Autores: Daniel Bressler, Ph.D.A Universidade de Columbia concluiu que as estimativas atuais dos excessos de emissões, que são apresentados como custos econômicos, não refletem suficientemente a situação real.

Embora estudos recentes mostrem como as alterações climáticas causarão milhões de mortes prematuras, estas estimativas baseiam-se em dados desatualizados.

O novo método, escrevem os autores, mostra especificamente como empresas individuais, dependendo de suas próprias decisões, matarão ou não um certo número de pessoas.
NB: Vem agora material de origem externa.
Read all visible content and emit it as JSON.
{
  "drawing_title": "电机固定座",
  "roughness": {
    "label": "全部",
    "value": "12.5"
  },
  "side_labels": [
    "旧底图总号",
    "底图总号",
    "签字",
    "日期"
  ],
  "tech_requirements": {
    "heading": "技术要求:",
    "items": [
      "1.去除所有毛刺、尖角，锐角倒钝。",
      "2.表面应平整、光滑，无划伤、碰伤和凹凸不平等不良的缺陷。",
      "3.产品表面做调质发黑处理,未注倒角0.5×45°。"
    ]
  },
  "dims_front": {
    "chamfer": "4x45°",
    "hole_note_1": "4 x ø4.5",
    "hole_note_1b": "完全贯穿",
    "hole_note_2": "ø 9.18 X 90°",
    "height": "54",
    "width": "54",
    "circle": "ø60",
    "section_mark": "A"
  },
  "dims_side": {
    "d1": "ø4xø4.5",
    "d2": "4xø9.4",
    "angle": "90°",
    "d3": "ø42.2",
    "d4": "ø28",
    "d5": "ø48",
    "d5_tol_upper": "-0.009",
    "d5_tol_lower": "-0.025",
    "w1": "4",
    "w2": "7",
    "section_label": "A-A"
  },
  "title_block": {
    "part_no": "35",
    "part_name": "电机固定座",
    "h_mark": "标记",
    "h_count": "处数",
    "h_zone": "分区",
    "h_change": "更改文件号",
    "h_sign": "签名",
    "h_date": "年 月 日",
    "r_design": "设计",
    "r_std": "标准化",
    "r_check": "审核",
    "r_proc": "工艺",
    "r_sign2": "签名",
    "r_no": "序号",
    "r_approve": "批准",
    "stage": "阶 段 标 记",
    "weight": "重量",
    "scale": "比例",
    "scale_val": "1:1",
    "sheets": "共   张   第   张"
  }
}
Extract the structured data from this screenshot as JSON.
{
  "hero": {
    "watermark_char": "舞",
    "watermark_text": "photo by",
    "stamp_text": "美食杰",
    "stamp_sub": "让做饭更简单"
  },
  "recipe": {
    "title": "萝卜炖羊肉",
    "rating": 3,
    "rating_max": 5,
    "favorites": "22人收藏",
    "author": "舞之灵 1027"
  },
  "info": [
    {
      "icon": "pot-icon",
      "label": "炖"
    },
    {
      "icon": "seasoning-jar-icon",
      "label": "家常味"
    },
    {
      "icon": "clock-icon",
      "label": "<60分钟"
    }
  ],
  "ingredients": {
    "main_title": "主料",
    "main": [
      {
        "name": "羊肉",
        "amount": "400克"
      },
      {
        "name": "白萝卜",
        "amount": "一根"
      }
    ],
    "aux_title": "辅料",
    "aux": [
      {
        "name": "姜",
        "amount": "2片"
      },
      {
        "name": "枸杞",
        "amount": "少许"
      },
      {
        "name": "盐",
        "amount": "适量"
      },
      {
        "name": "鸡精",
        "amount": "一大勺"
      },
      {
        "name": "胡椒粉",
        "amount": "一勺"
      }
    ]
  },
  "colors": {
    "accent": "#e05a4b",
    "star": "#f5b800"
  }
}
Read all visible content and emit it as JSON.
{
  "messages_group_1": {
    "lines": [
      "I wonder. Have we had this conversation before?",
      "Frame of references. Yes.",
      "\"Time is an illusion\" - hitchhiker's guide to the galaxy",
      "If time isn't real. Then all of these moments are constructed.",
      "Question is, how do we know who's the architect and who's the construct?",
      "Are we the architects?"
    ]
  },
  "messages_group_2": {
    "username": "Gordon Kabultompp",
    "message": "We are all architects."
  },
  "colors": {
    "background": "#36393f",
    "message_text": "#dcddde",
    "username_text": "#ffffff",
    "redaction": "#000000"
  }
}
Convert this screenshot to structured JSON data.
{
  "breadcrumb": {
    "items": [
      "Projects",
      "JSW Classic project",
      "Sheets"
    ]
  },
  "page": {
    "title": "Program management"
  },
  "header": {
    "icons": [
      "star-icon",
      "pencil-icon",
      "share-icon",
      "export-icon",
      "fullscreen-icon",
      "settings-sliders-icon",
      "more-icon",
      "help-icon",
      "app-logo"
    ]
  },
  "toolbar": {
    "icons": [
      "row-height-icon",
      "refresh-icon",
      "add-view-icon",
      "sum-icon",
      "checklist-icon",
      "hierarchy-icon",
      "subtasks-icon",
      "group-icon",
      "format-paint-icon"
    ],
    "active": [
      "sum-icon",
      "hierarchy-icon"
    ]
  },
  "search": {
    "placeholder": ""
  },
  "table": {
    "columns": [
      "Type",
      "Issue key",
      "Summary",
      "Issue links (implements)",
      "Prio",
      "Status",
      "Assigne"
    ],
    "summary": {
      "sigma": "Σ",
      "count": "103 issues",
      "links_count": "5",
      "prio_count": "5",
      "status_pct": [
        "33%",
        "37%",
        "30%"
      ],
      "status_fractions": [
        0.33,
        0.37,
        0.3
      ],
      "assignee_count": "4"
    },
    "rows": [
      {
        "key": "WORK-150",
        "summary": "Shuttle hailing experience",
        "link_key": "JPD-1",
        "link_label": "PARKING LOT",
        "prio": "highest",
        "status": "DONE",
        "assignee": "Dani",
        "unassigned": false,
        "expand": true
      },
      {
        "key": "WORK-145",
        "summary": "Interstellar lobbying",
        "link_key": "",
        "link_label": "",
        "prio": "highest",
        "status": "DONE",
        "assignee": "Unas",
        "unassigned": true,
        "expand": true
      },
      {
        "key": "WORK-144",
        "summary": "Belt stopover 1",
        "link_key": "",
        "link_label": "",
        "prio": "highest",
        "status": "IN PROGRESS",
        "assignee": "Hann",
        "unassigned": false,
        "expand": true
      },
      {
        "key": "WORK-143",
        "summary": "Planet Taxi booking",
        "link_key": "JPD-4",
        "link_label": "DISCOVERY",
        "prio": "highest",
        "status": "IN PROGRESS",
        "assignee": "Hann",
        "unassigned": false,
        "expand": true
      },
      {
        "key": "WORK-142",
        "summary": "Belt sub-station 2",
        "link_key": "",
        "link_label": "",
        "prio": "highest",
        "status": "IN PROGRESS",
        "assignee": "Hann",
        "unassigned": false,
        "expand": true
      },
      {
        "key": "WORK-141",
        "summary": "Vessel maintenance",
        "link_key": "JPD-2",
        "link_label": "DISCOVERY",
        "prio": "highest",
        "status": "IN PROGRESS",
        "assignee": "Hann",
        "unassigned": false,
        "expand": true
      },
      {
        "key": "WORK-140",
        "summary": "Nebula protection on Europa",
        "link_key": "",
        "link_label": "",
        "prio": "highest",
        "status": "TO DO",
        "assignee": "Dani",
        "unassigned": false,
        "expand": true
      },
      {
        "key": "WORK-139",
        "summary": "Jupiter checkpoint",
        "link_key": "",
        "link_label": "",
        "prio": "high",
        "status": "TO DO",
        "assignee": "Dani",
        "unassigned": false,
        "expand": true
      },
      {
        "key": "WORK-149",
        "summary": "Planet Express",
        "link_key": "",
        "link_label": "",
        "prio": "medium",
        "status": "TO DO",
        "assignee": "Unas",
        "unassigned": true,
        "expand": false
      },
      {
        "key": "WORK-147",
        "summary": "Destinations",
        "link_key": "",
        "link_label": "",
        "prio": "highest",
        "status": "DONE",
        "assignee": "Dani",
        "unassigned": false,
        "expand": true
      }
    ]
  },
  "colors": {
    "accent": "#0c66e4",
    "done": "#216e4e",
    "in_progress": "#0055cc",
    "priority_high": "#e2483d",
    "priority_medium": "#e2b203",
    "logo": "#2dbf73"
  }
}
Durante o trabalho, os autores avaliaram o impacto das mudançasclima na mortalidade com base em vários estudos importantes de saúde. Também contou apenas as mortes diretamente causadas pelos efeitos das mudanças climáticas, como altas temperaturas, e não levou em consideração possíveis mortes causadas por tempestades, inundações, quebras de colheitas, doenças infecciosas ou guerras.

Supondo que as emissões continuem a aumentar, os autores chegam a uma cifra de 0,000226 mortes em excesso neste século por tonelada métrica de dióxido de carbono emitida em excesso das emissões atuais.